En el ambiente de
Adviento, en que se habla de conversión, es natural que se hable de la
misericordia de Dios, que busca al pecador. Hoy lo hace por medio de la
parábola de “la oveja perdida”. Hay muchos que no han visto un rebaño de
ovejas, o quizá sólo por medio de la televisión. Son animales dóciles, pero un
poco tontitos: Si ven algunas hierbas que les gustan, se van apartando del
rebaño. El pastor tiene que estar atento, o a veces el mismo perro que suele
llevar el pastor, para hacerlas entrar en el grupo. Pero alguna vez el pastor
se descuida y la oveja se va marchando hasta que se pierde, sobre todo si se
enreda en algunos matorrales. Este ejemplo, al ser parábola, se traslada a las personas
que, atolondrados por los atractivos del mundo y enredados por estas redes
mundanas, se pierden del grupo donde están las gracias de Dios.
Debemos ponernos en
el puesto de aquel pastor que tiene cien ovejas, que al ser lo único para el
sustento de su familia, según va vendiendo alguna, se siente muy triste si
pierde una. Entonces procura dejar encerradas las 99 y se va, aunque tenga que
pasar dificultades, a buscar la perdida. Si la encuentra, se llena de alegría.

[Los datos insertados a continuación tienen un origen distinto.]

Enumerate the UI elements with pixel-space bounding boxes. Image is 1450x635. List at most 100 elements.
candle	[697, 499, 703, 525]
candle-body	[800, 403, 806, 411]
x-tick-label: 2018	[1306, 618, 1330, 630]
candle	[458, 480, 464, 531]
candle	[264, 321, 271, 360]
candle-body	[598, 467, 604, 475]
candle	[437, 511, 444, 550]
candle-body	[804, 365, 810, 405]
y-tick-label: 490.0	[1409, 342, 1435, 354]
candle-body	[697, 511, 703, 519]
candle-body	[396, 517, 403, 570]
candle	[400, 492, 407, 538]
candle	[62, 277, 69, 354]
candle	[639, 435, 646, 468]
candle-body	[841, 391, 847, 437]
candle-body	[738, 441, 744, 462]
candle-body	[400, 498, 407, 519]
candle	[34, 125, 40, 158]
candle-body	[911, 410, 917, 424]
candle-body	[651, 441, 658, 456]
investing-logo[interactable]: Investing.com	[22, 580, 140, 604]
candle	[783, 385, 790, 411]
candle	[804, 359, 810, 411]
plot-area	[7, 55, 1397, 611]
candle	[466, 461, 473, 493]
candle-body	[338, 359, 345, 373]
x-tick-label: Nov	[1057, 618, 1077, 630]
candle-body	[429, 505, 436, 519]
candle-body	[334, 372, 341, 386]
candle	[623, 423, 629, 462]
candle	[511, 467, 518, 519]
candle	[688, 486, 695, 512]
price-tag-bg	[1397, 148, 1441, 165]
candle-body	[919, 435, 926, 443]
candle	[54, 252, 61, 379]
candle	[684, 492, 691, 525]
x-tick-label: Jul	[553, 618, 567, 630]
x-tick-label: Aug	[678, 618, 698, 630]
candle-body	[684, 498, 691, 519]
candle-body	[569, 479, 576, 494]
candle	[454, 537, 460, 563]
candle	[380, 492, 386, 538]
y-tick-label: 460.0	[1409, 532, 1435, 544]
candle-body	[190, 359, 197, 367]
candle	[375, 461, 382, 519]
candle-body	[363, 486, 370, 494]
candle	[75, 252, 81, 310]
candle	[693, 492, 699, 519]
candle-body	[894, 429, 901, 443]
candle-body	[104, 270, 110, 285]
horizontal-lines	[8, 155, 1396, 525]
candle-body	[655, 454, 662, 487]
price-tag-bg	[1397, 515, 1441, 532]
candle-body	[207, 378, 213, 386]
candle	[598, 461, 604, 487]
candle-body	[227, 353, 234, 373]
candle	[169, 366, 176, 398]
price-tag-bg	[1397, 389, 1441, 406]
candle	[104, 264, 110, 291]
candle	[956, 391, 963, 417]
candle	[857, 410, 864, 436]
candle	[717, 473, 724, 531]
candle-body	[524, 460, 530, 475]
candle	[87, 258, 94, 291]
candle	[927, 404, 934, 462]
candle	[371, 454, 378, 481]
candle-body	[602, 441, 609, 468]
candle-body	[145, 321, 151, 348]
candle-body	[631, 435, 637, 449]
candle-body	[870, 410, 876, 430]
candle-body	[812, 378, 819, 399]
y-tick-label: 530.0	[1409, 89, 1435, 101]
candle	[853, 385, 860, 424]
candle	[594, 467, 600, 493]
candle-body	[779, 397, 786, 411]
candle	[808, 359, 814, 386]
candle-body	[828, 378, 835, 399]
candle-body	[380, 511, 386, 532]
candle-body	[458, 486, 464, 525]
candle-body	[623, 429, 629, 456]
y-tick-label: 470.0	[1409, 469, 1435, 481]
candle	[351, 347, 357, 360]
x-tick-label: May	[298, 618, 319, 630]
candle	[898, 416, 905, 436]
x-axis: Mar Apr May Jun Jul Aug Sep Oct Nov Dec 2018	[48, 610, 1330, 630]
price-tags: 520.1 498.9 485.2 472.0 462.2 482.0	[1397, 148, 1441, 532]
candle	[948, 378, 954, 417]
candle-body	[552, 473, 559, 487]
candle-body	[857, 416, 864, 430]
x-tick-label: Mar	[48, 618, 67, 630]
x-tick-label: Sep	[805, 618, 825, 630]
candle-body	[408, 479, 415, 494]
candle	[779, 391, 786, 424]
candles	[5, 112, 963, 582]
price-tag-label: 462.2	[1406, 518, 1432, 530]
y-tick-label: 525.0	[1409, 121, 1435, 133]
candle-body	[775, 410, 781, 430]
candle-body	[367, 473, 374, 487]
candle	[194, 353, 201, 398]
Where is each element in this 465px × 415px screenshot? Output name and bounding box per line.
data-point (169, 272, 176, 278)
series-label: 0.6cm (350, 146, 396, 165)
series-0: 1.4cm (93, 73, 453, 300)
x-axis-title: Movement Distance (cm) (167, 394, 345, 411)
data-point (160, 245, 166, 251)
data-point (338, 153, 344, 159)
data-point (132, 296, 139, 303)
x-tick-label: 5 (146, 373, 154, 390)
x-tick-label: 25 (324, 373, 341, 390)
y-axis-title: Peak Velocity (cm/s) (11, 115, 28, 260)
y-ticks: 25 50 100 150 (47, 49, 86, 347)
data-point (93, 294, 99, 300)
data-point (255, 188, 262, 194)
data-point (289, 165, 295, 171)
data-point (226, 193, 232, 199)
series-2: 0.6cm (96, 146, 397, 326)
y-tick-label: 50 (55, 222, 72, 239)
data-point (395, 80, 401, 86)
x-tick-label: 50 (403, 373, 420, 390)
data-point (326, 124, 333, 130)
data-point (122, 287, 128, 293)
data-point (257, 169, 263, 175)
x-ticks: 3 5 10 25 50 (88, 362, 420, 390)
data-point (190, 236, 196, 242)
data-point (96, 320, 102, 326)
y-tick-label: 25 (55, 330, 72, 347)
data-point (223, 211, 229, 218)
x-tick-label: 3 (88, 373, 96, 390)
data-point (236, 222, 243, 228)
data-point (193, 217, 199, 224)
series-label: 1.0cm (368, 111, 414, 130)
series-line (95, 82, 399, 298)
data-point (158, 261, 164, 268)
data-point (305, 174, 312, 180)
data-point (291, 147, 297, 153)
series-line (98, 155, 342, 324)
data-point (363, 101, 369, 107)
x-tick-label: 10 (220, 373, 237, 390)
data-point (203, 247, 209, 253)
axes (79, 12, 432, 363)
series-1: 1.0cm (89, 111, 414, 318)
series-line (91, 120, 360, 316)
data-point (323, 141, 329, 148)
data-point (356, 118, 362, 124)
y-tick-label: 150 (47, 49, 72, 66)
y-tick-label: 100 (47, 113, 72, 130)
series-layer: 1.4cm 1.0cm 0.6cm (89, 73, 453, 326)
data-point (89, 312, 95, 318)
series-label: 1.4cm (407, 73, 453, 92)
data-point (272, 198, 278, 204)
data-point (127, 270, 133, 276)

Esto es lo que hace Dios con nosotros si nos perdemos. Dios no se queda
indiferente ante una infidelidad: se preocupa en mandar gracias para el
arrepentimiento. Sólo que nosotros no somos como ovejas sin voluntad propia. Él
mismo nos ha hecho libres. Pero si nos hemos apartado de su amor y luego nos
arrepentimos, la alegría de Dios es inmensa.
Termina la parábola
diciendo que Dios, nuestro Padre, no quiere que se pierda ninguno de estos corderillos.
En la palabra “pequeños” podemos ver a toda persona marginada, los pobres, humildes
y abandonados, y de una manera especial a los pecadores. Todos son importantes
para Dios. Este ejemplo de la oveja perdida lo manifestó Jesús con su propia
vida, dispuesto siempre a perdonar.
Todos somos débiles
y, aunque no nos sintamos muy extraviados, en este tiempo de Adviento es más
propio para rectificar el camino y podernos encontrar en los brazos amorosos de
Jesús. Pero la parábola nos enseña también nuestra actitud para con los demás.
¿Sabemos respetar a los demás, esperarles, ser comprensivos con ellos y
ayudarles a encontrar el verdadero sentido de sus vidas? ¿Nos alegramos de
verdad, como se alegra el Señor, si alguno cambia de vida y se entrega más al
Señor?
De alguna manera
todos somos algo pastores, todos somos responsables de los demás. Debemos tener
un corazón grande. No vivimos aislados. Por eso no debemos ser indiferentes
ante cualquier desgracia, y la desgracia
más grande es el pecado: es la actitud de aquel que ha perdido a Dios o ha
perdido la esperanza de vivir. Los males de unos son también males nuestros. A
veces debemos dejar nuestros intereses particulares para ir en busca del
hermano extraviado.
Que la Santísima Virgen
María, Madre del Adviento, nos ayude a imitar los sentimientos
paterno-maternales del Señor para que entre todos formemos un gran grupo donde
nos sintamos más hermanados en la espera de la Navidad.